With a little grin, Marcey let him off the hook, didn't make him ask. "You can stay, Greg," she said simply, a laugh in her voice. "Same rules. Good enough?"

It really was good enough, right now, as wrung out by life as he was. He just needed to hold her. To feel the caring she had for him conveyed in her fingertips as she caressed his face.

And as her hand wound into his, he suspected she knew all that, just as she had known so much all along.

… … …

But it was a weeknight. And so, with work to get to, Marcey was putting up with no excuses, come morning.

He tried to distract her once the coffee was poured. His hands gingerly at her waist, he kissed her softly again and again.

"We both of us need to get to work," she scolded. "Of course, I'm not the boss."

"No. You're right." He scrubbed at his face then. "They all know Linda's left." His speech sped up as he said in an almost throw-away manner, "If I go in late... Well, Christ, they'll think I'm suicidal." He was only half kidding, they knew.

"And how are you? Really. You know... about Linda leaving," she asked gently.

"Not suicidal," he summed up flatly.

Marcey nodded. Watched and waited to see if there was more.

Greg shrugged and looked away a moment. "Linda left me a long time ago, really. That's how I look at it. She packed a few weeks ago, but in reality it was a year ago that she left."

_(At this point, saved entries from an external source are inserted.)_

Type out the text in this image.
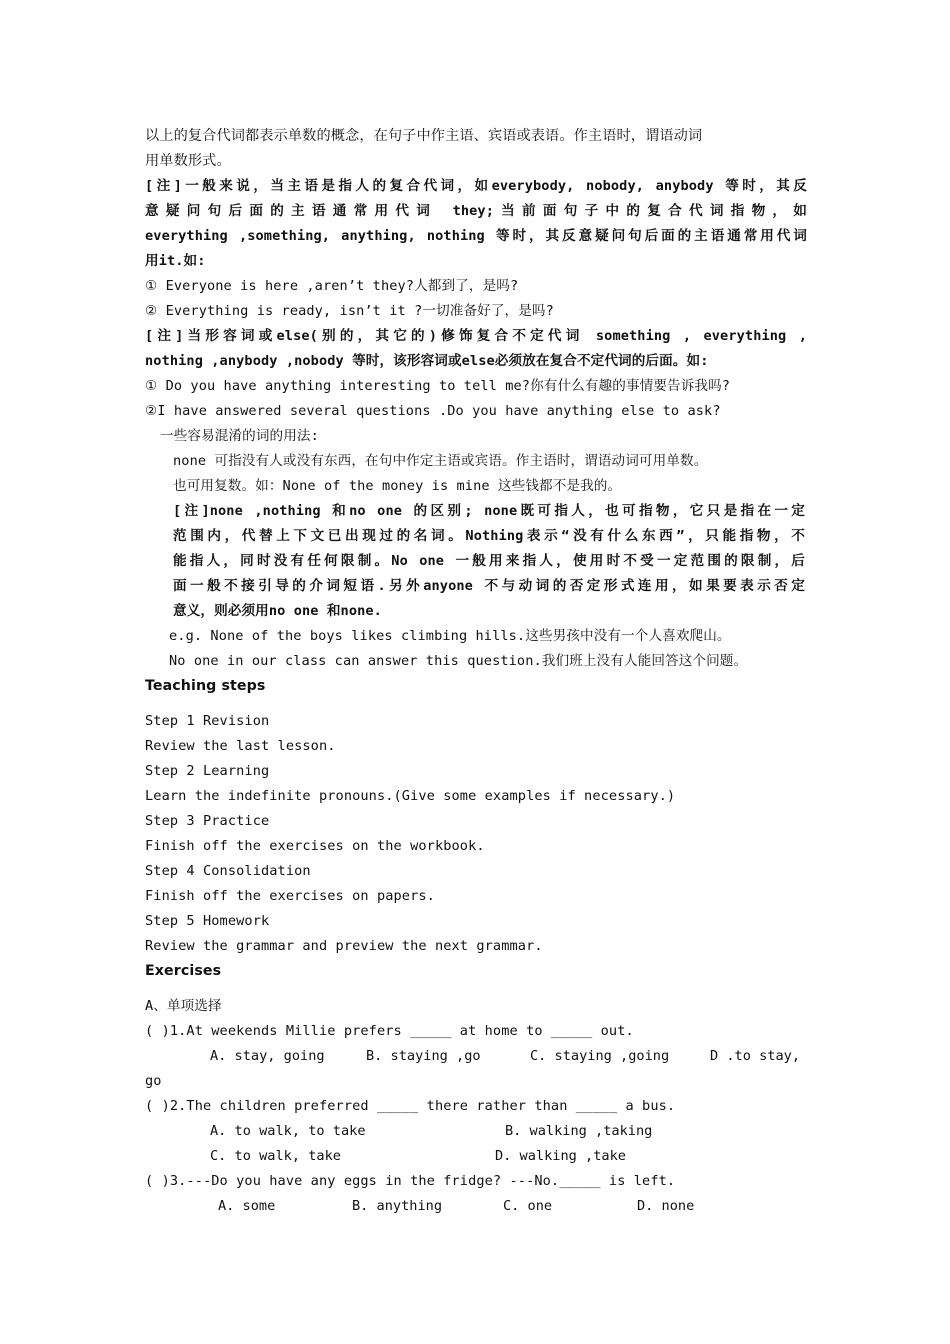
以上的复合代词都表示单数的概念，在句子中作主语、宾语或表语。作主语时，谓语动词
用单数形式。
[注]一般来说，当主语是指人的复合代词，如everybody, nobody, anybody 等时，其反
意疑问句后面的主语通常用代词 they;当前面句子中的复合代词指物，如
everything ,something, anything, nothing 等时，其反意疑问句后面的主语通常用代词
用it.如:
① Everyone is here ,aren’t they?人都到了，是吗?
② Everything is ready, isn’t it ?一切准备好了，是吗?
[注]当形容词或else(别的，其它的)修饰复合不定代词 something , everything ,
nothing ,anybody ,nobody 等时，该形容词或else必须放在复合不定代词的后面。如:
① Do you have anything interesting to tell me?你有什么有趣的事情要告诉我吗?
②I have answered several questions .Do you have anything else to ask?
一些容易混淆的词的用法:
none 可指没有人或没有东西，在句中作定主语或宾语。作主语时，谓语动词可用单数。
也可用复数。如：None of the money is mine 这些钱都不是我的。
[注]none ,nothing 和no one 的区别; none既可指人，也可指物，它只是指在一定
范围内，代替上下文已出现过的名词。Nothing表示“没有什么东西”，只能指物，不
能指人，同时没有任何限制。No one 一般用来指人，使用时不受一定范围的限制，后
面一般不接引导的介词短语.另外anyone 不与动词的否定形式连用，如果要表示否定
意义，则必须用no one 和none.
e.g. None of the boys likes climbing hills.这些男孩中没有一个人喜欢爬山。
No one in our class can answer this question.我们班上没有人能回答这个问题。
Teaching steps
Step 1 Revision
Review the last lesson.
Step 2 Learning
Learn the indefinite pronouns.(Give some examples if necessary.)
Step 3 Practice
Finish off the exercises on the workbook.
Step 4 Consolidation
Finish off the exercises on papers.
Step 5 Homework
Review the grammar and preview the next grammar.
Exercises
A、单项选择
( )1.At weekends Millie prefers _____ at home to _____ out.
A. stay, going	B. staying ,go	C. staying ,going	D .to stay,
go
( )2.The children preferred _____ there rather than _____ a bus.
A. to walk, to take	B. walking ,taking
C. to walk, take	D. walking ,take
( )3.---Do you have any eggs in the fridge? ---No._____ is left.
A. some	B. anything	C. one	D. none
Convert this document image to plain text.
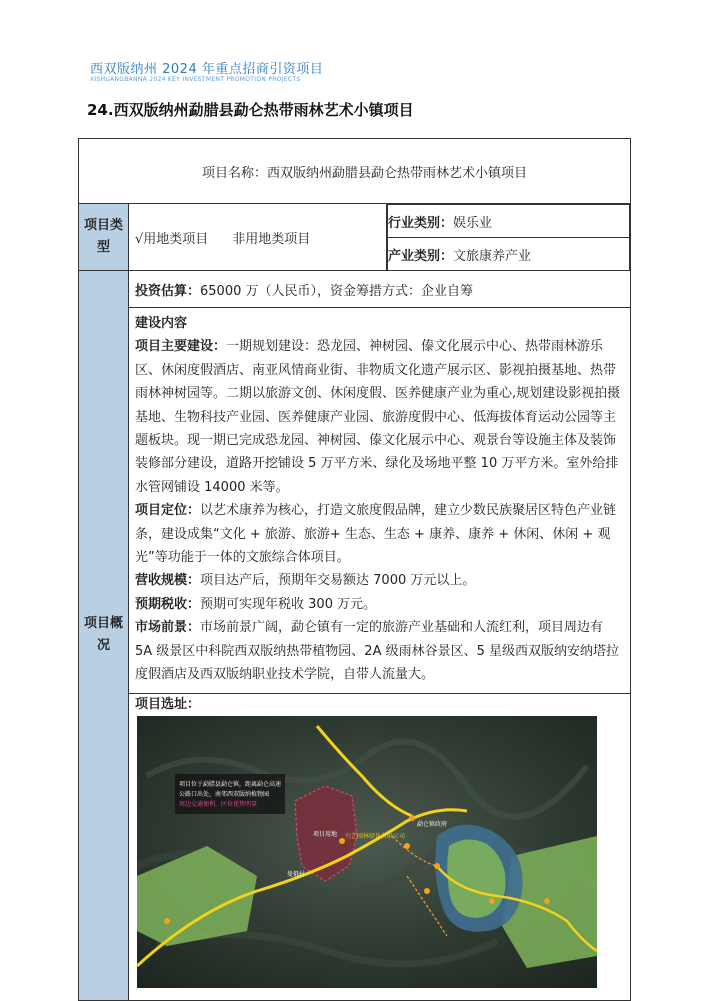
西双版纳州 2024 年重点招商引资项目
XISHUANGBANNA 2024 KEY INVESTMENT PROMOTION PROJECTS
24.西双版纳州勐腊县勐仑热带雨林艺术小镇项目
项目名称：西双版纳州勐腊县勐仑热带雨林艺术小镇项目
项目类型	√用地类项目 非用地类项目	
行业类别：娱乐业
产业类别：文旅康养产业

项目概况	投资估算：65000 万（人民币），资金筹措方式：企业自筹

建设内容

项目主要建设：一期规划建设：恐龙园、神树园、傣文化展示中心、热带雨林游乐区、休闲度假酒店、南亚风情商业街、非物质文化遗产展示区、影视拍摄基地、热带雨林神树园等。二期以旅游文创、休闲度假、医养健康产业为重心,规划建设影视拍摄基地、生物科技产业园、医养健康产业园、旅游度假中心、低海拔体育运动公园等主题板块。现一期已完成恐龙园、神树园、傣文化展示中心、观景台等设施主体及装饰装修部分建设，道路开挖铺设 5 万平方米、绿化及场地平整 10 万平方米。室外给排水管网铺设 14000 米等。

项目定位：以艺术康养为核心，打造文旅度假品牌，建立少数民族聚居区特色产业链条，建设成集“文化 + 旅游、旅游+ 生态、生态 + 康养、康养 + 休闲、休闲 + 观光”等功能于一体的文旅综合体项目。

营收规模：项目达产后，预期年交易额达 7000 万元以上。

预期税收：预期可实现年税收 300 万元。

市场前景：市场前景广阔，勐仑镇有一定的旅游产业基础和人流红利，项目周边有 5A 级景区中科院西双版纳热带植物园、2A 级雨林谷景区、5 星级西双版纳安纳塔拉度假酒店及西双版纳职业技术学院，自带人流量大。

项目选址：
项目位于勐腊县勐仑镇，距离勐仑高速
公路口出处，南邻西双版纳植物园
周边交通便利，区位优势明显
项目用地 兴艺园林绿化有限公司
勐仑镇政府
曼俄村
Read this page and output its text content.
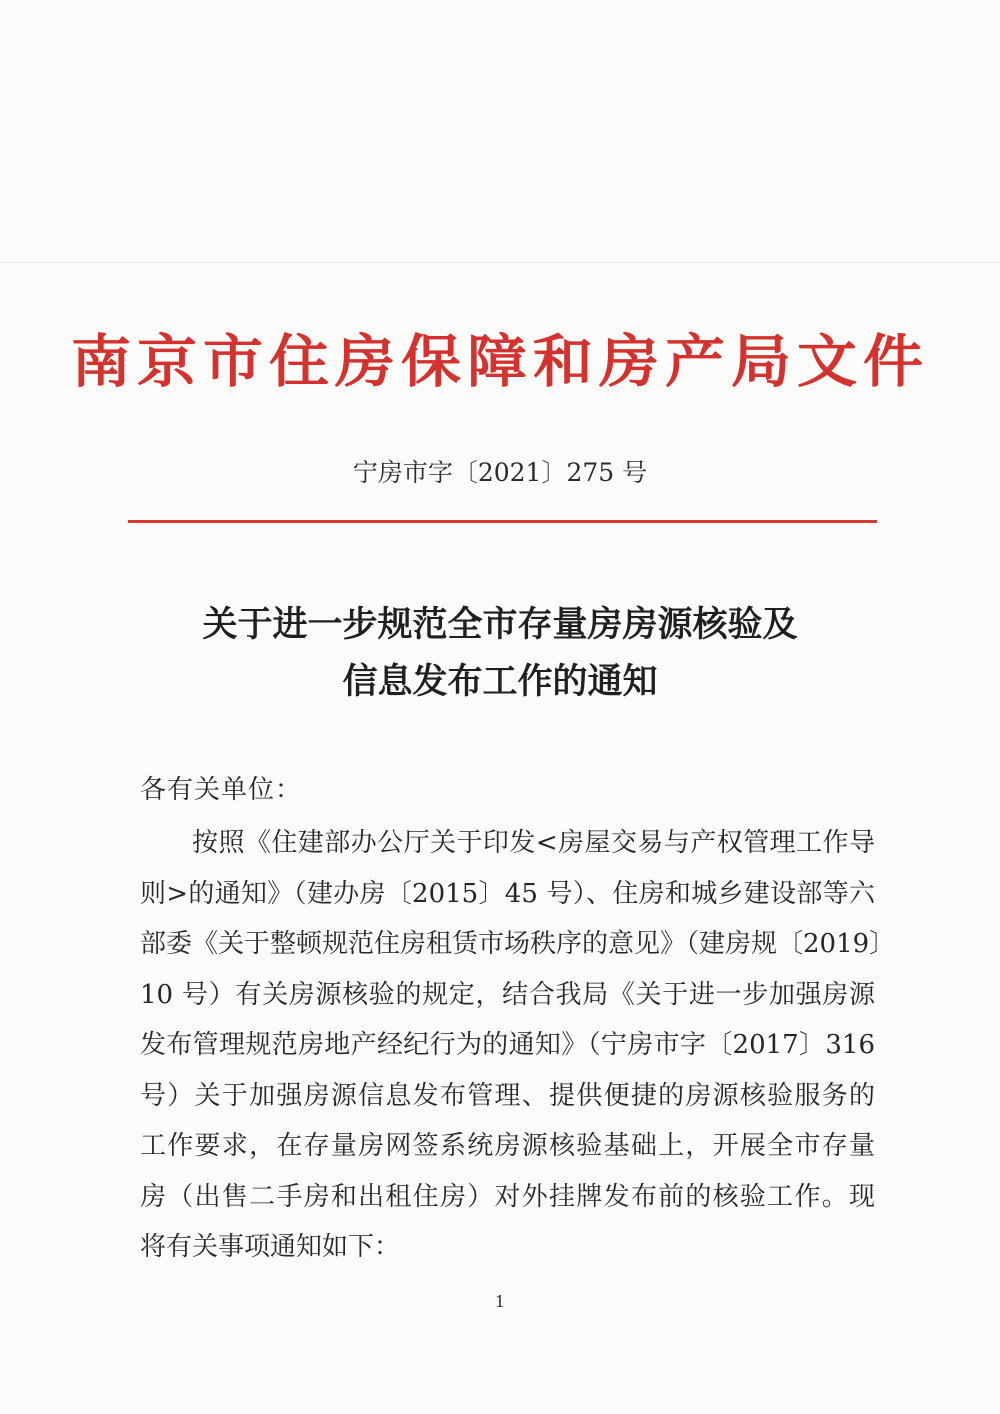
南京市住房保障和房产局文件
宁房市字〔2021〕275 号
关于进一步规范全市存量房房源核验及
信息发布工作的通知
各有关单位：
按照《住建部办公厅关于印发<房屋交易与产权管理工作导
则>的通知》（建办房〔2015〕45 号）、住房和城乡建设部等六
部委《关于整顿规范住房租赁市场秩序的意见》（建房规〔2019〕
10 号）有关房源核验的规定，结合我局《关于进一步加强房源
发布管理规范房地产经纪行为的通知》（宁房市字〔2017〕316
号）关于加强房源信息发布管理、提供便捷的房源核验服务的
工作要求，在存量房网签系统房源核验基础上，开展全市存量
房（出售二手房和出租住房）对外挂牌发布前的核验工作。现
将有关事项通知如下：
1
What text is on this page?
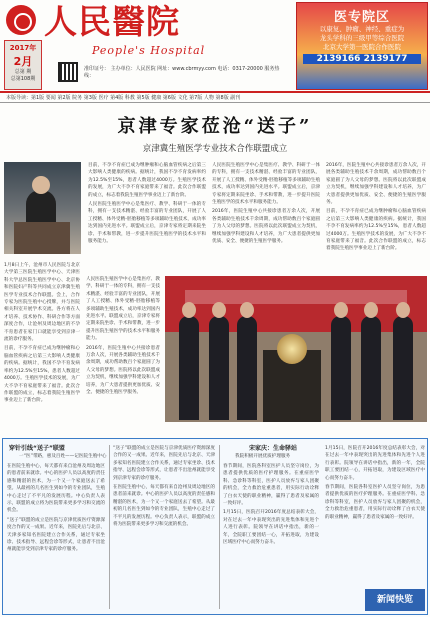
2017年
2月
总第 期
总第108期
人民醫院
People's Hospital
准印证号： 主办单位：人民医院 网址：www.cbrmyy.com 电话：0317-20000 服务热线：
医专院区
以康复、肿瘤、神经、重症为
龙头学科的三级甲等综合医院
北京大学第一医院合作医院
2139166 2139177
本版导读：第1版 要闻 第2版 院务 第3版 医疗 第4版 科教 第5版 健康 第6版 文化 第7版 人物 第8版 副刊
京津专家莅沧“送子”
京津冀生殖医学专业技术合作联盟成立

目前，不孕不育症已成为继肿瘤和心脑血管疾病之后第三大影响人类健康的疾病。据统计，我国不孕不育发病率约为12.5%至15%，患者人数超过4000万。生殖医学技术的发展，为广大不孕不育家庭带来了福音。此次合作联盟的成立，标志着我院生殖医学事业迈上了新台阶。

人民医院生殖医学中心是集医疗、教学、科研于一体的专科，拥有一支技术精湛、经验丰富的专业团队，开展了人工授精、体外受精-胚胎移植等多项辅助生殖技术，成功率达到国内先进水平。联盟成立后，京津专家将定期来院坐诊、手术和带教，进一步提升医院生殖医学的技术水平和服务能力。

人民医院生殖医学中心是集医疗、教学、科研于一体的专科，拥有一支技术精湛、经验丰富的专业团队，开展了人工授精、体外受精-胚胎移植等多项辅助生殖技术，成功率达到国内先进水平。联盟成立后，京津专家将定期来院坐诊、手术和带教，进一步提升医院生殖医学的技术水平和服务能力。

2016年，医院生殖中心共接诊患者万余人次，开展各类辅助生殖技术千余周期，成功帮助数百个家庭圆了为人父母的梦想。医院将以此次联盟成立为契机，继续加强学科建设和人才培养，为广大患者提供更加优质、安全、便捷的生殖医学服务。

2016年，医院生殖中心共接诊患者万余人次，开展各类辅助生殖技术千余周期，成功帮助数百个家庭圆了为人父母的梦想。医院将以此次联盟成立为契机，继续加强学科建设和人才培养，为广大患者提供更加优质、安全、便捷的生殖医学服务。

目前，不孕不育症已成为继肿瘤和心脑血管疾病之后第三大影响人类健康的疾病。据统计，我国不孕不育发病率约为12.5%至15%，患者人数超过4000万。生殖医学技术的发展，为广大不孕不育家庭带来了福音。此次合作联盟的成立，标志着我院生殖医学事业迈上了新台阶。

1月8日上午，沧州市人民医院与北京大学第三医院生殖医学中心、天津医科大学总医院生殖医学中心、北京协和医院妇产科等共同成立京津冀生殖医学专业技术合作联盟。会上，合作专家为医院生殖中心授牌，并与医院相关科室开展学术交流。各方将在人才培养、技术协作、科研合作等方面深度合作，让沧州及周边地区的不孕不育患者在家门口就能享受到京津一流的诊疗服务。

目前，不孕不育症已成为继肿瘤和心脑血管疾病之后第三大影响人类健康的疾病。据统计，我国不孕不育发病率约为12.5%至15%，患者人数超过4000万。生殖医学技术的发展，为广大不孕不育家庭带来了福音。此次合作联盟的成立，标志着我院生殖医学事业迈上了新台阶。

人民医院生殖医学中心是集医疗、教学、科研于一体的专科，拥有一支技术精湛、经验丰富的专业团队，开展了人工授精、体外受精-胚胎移植等多项辅助生殖技术，成功率达到国内先进水平。联盟成立后，京津专家将定期来院坐诊、手术和带教，进一步提升医院生殖医学的技术水平和服务能力。

2016年，医院生殖中心共接诊患者万余人次，开展各类辅助生殖技术千余周期，成功帮助数百个家庭圆了为人父母的梦想。医院将以此次联盟成立为契机，继续加强学科建设和人才培养，为广大患者提供更加优质、安全、便捷的生殖医学服务。

穿针引线“送子”联盟
一“医”带路，惠及百姓——记医院生殖中心

在医院生殖中心，每天都有来自沧州及周边地区的患者前来就诊。中心的医护人员以高度的责任感和精湛的医术，为一个又一个家庭送去了希望。从最初的几名医生到如今的专业团队，生殖中心走过了不平凡的发展历程。中心负责人表示，联盟的成立将为医院带来更多学习和交流的机会。

“送子”联盟的成立是医院与京津优质医疗资源深度合作的又一成果。近年来，医院先后与北京、天津多家知名医院建立合作关系，通过专家坐诊、技术指导、远程会诊等形式，让患者不出沧州就能享受到京津专家的诊疗服务。

“送子”联盟的成立是医院与京津优质医疗资源深度合作的又一成果。近年来，医院先后与北京、天津多家知名医院建立合作关系，通过专家坐诊、技术指导、远程会诊等形式，让患者不出沧州就能享受到京津专家的诊疗服务。

在医院生殖中心，每天都有来自沧州及周边地区的患者前来就诊。中心的医护人员以高度的责任感和精湛的医术，为一个又一个家庭送去了希望。从最初的几名医生到如今的专业团队，生殖中心走过了不平凡的发展历程。中心负责人表示，联盟的成立将为医院带来更多学习和交流的机会。

宋家庆：生命驿站
我院积极开展优质护理服务

春节期间，医院各科室医护人员坚守岗位，为患者提供优质的医疗护理服务。在重症医学科、急诊科等科室，医护人员放弃与家人团聚的机会，全力救治危重患者，用实际行动诠释了白衣天使的职业精神，赢得了患者及家属的一致好评。

1月15日，医院召开2016年度总结表彰大会，对在过去一年中表现突出的先进集体和先进个人进行表彰。院领导在讲话中指出，新的一年，全院职工要团结一心，开拓进取，为建设区域医疗中心而努力奋斗。

1月15日，医院召开2016年度总结表彰大会，对在过去一年中表现突出的先进集体和先进个人进行表彰。院领导在讲话中指出，新的一年，全院职工要团结一心，开拓进取，为建设区域医疗中心而努力奋斗。

春节期间，医院各科室医护人员坚守岗位，为患者提供优质的医疗护理服务。在重症医学科、急诊科等科室，医护人员放弃与家人团聚的机会，全力救治危重患者，用实际行动诠释了白衣天使的职业精神，赢得了患者及家属的一致好评。

新闻快览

Marcey's lips were pursed and her eyebrows high a moment. There was nothing to say. And he read her look. Knew that look.

"But I'm all right," he put in quickly. "You needn't worry. Just..."

"Time," she supplied, when he trailed off. "You need time."

"And you."

She shook her head and said a little warningly, "I'm not part of you getting over Linda."

"No. I understand. But you are what makes now, well... Good."